BlackRock is doubling down on the debt of emerging economies. On Oct 13, the giant asset manager rolled out the iShares Emerging Markets Bond Active ETF (NASDAQ:BREM), offering investors a new avenue to access emerging-market fixed income with an active strategy offering flexibility over the traditional index-based methodology.
Also Read: Pictet’s New AI And Clean-Tech ETFs Bring Institutional Megatrends To US Investors
BREM aims to achieve maximum total return through a combination of income and capital appreciation, investing mainly in hard-currency bonds, i.e., those denominated in U.S. dollars, euros or sterling pounds, issued by sovereigns and corporate entities with a connection to emerging markets.
A Flexible Approach To EM Debt
In contrast to a passive index ETF, managers at BlackRock Fund Advisors (BFA) for BREM can make adjustments to the portfolio in real time, reallocating based on macroeconomic trends or issuer-specific opportunities. The fund tracks the J.P. Morgan EMBI Global Diversified Index for measuring market risk, but does not attempt to replicate it.
The ETF’s portfolio will include sovereign, public-sector, and corporate debt, such as mortgage- and asset-backed securities, with varying durations and maturities. A minimum of 80% of net assets (plus borrowings, if any) will be invested in emerging market issuers or entities with significant economic relationships to those markets.
Tools Of The Trade
BREM can use derivatives such as futures, swaps, and credit default swaps for hedging or tactical positioning while keeping a high-yield tolerance of up to 10% in CCC-rated or unrated securities. Such flexibility enables the team to go long in opportunities when valuations move or spreads blow out.

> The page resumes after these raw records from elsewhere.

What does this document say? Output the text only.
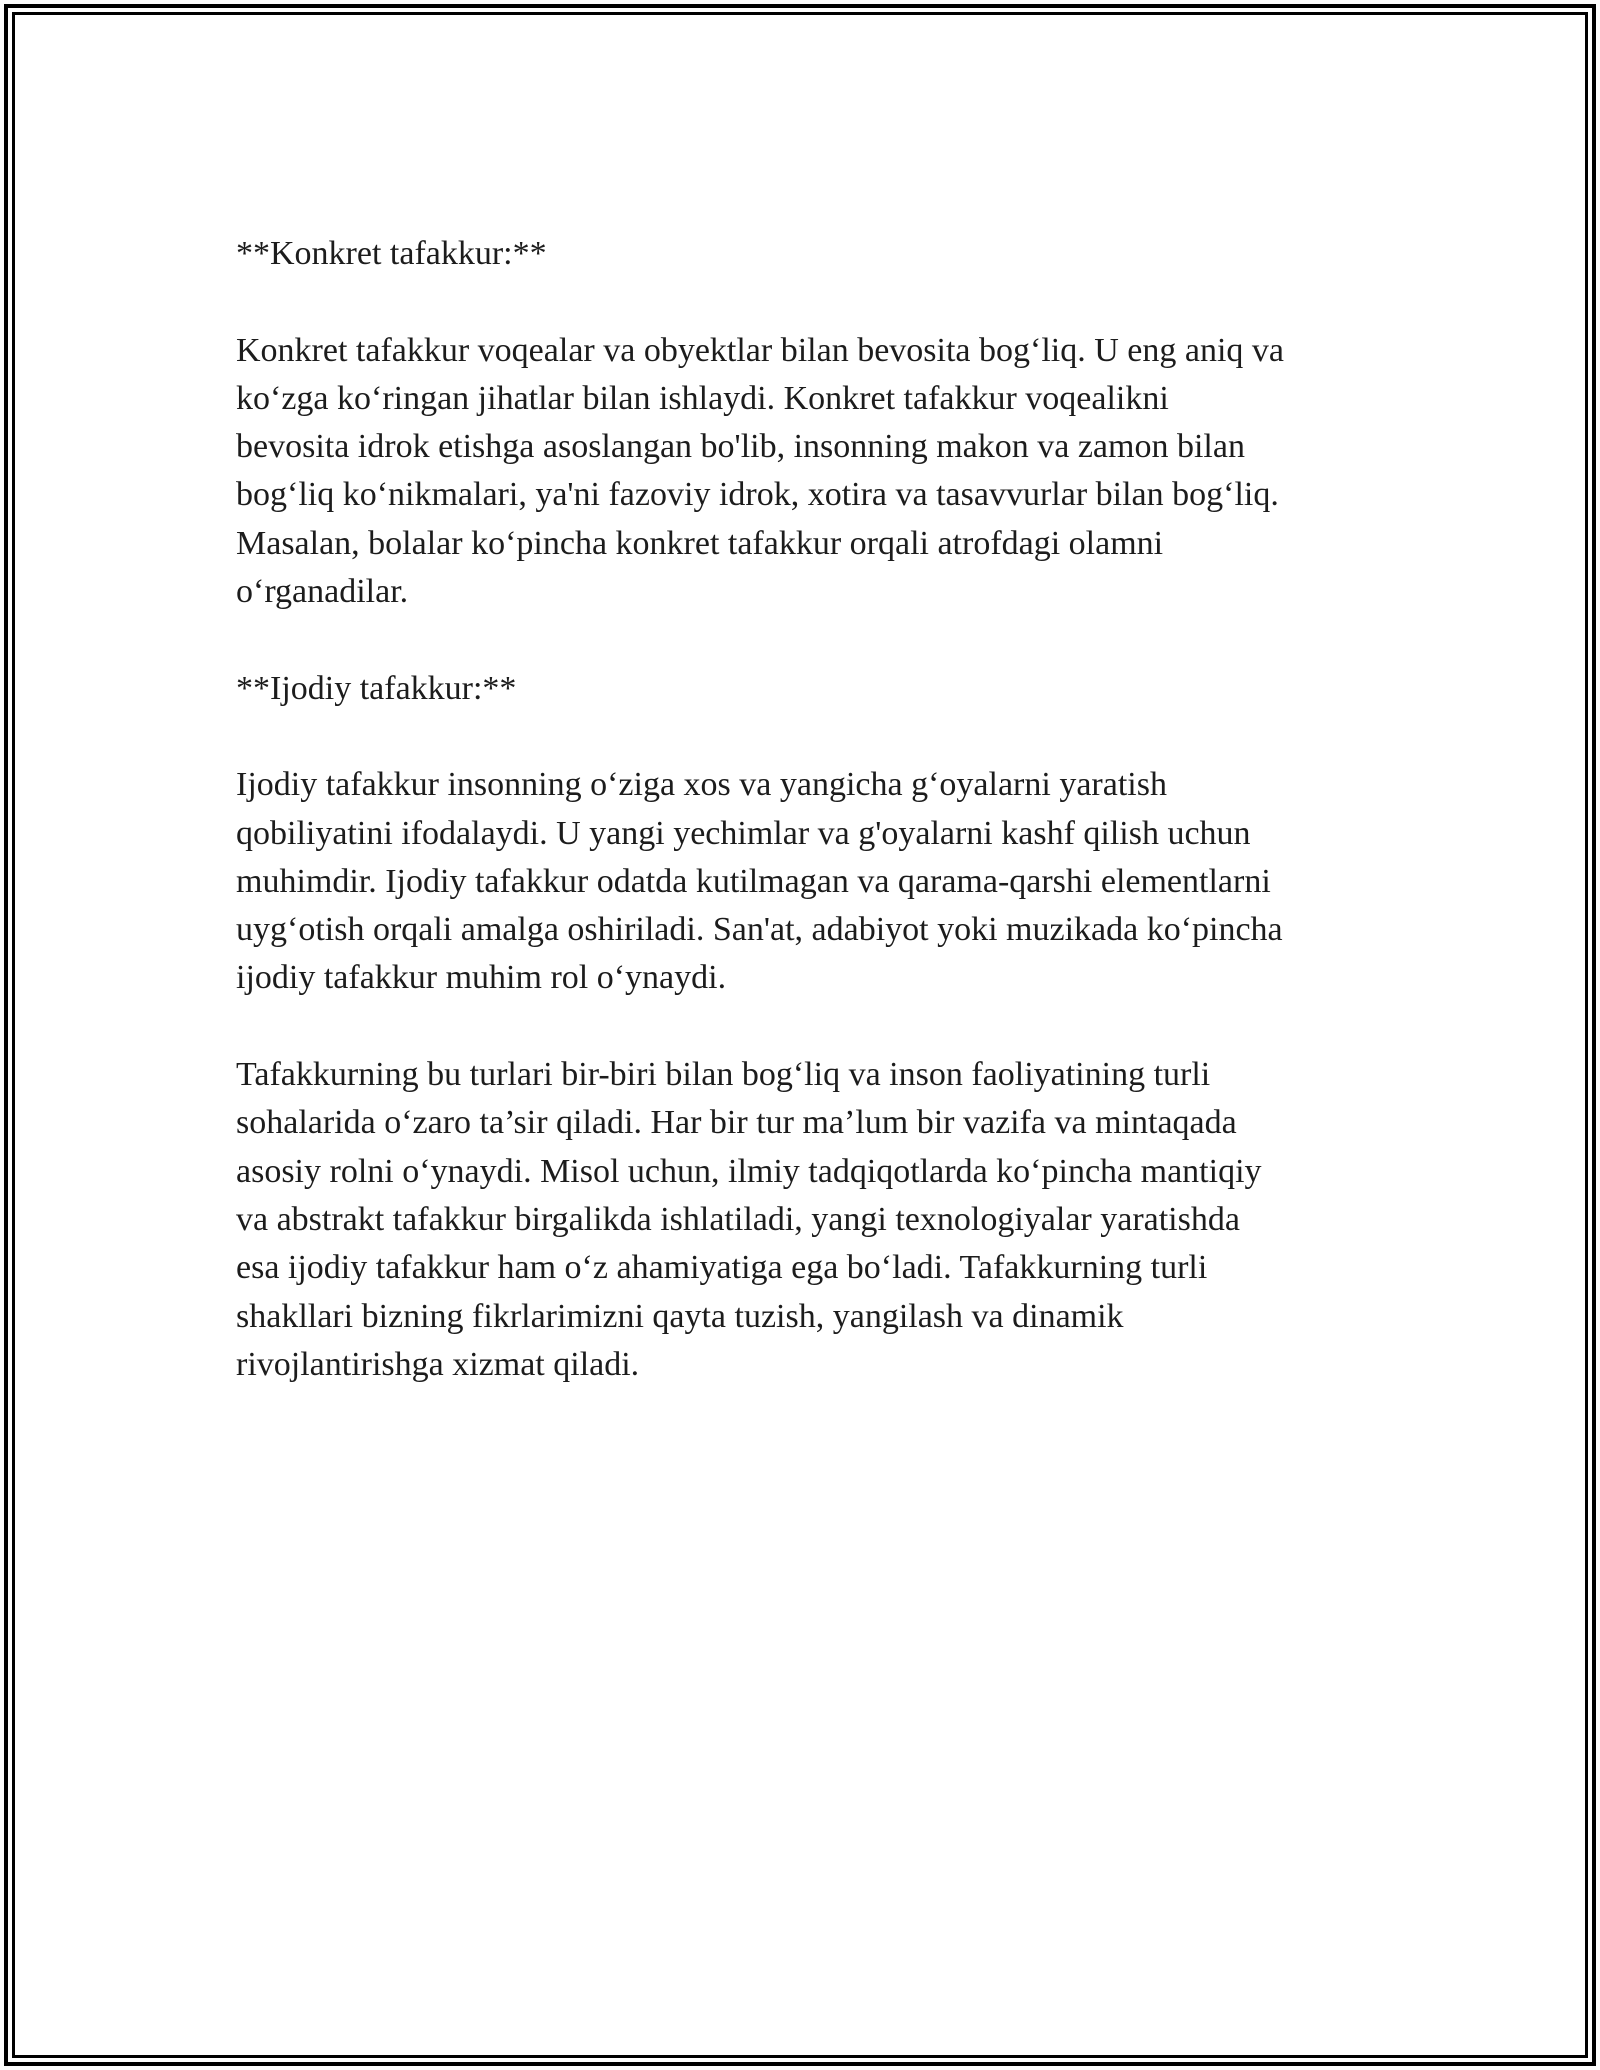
**Konkret tafakkur:**

Konkret tafakkur voqealar va obyektlar bilan bevosita bog‘liq. U eng aniq va
ko‘zga ko‘ringan jihatlar bilan ishlaydi. Konkret tafakkur voqealikni
bevosita idrok etishga asoslangan bo'lib, insonning makon va zamon bilan
bog‘liq ko‘nikmalari, ya'ni fazoviy idrok, xotira va tasavvurlar bilan bog‘liq.
Masalan, bolalar ko‘pincha konkret tafakkur orqali atrofdagi olamni
o‘rganadilar.

**Ijodiy tafakkur:**

Ijodiy tafakkur insonning o‘ziga xos va yangicha g‘oyalarni yaratish
qobiliyatini ifodalaydi. U yangi yechimlar va g'oyalarni kashf qilish uchun
muhimdir. Ijodiy tafakkur odatda kutilmagan va qarama-qarshi elementlarni
uyg‘otish orqali amalga oshiriladi. San'at, adabiyot yoki muzikada ko‘pincha
ijodiy tafakkur muhim rol o‘ynaydi.

Tafakkurning bu turlari bir-biri bilan bog‘liq va inson faoliyatining turli
sohalarida o‘zaro ta’sir qiladi. Har bir tur ma’lum bir vazifa va mintaqada
asosiy rolni o‘ynaydi. Misol uchun, ilmiy tadqiqotlarda ko‘pincha mantiqiy
va abstrakt tafakkur birgalikda ishlatiladi, yangi texnologiyalar yaratishda
esa ijodiy tafakkur ham o‘z ahamiyatiga ega bo‘ladi. Tafakkurning turli
shakllari bizning fikrlarimizni qayta tuzish, yangilash va dinamik
rivojlantirishga xizmat qiladi.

The expense ratio is 0.50%, with BlackRock waiving certain affiliated fund fees until June 2027.
Mind The Risks
Needless to say, pursuing yield in emerging markets also has its conditions. BREM’s performance may be buffeted by changes in interest rates, currency fluctuations, or political instability in major regions. The non-diversified nature of the fund may also increase exposure to a single country or issuer.
Nevertheless, for those investors seeking to capture income opportunities from developing economies, but not locked to a benchmark, BREM provides a flexible, actively managed means into a challenging but potentially lucrative part of global debt markets.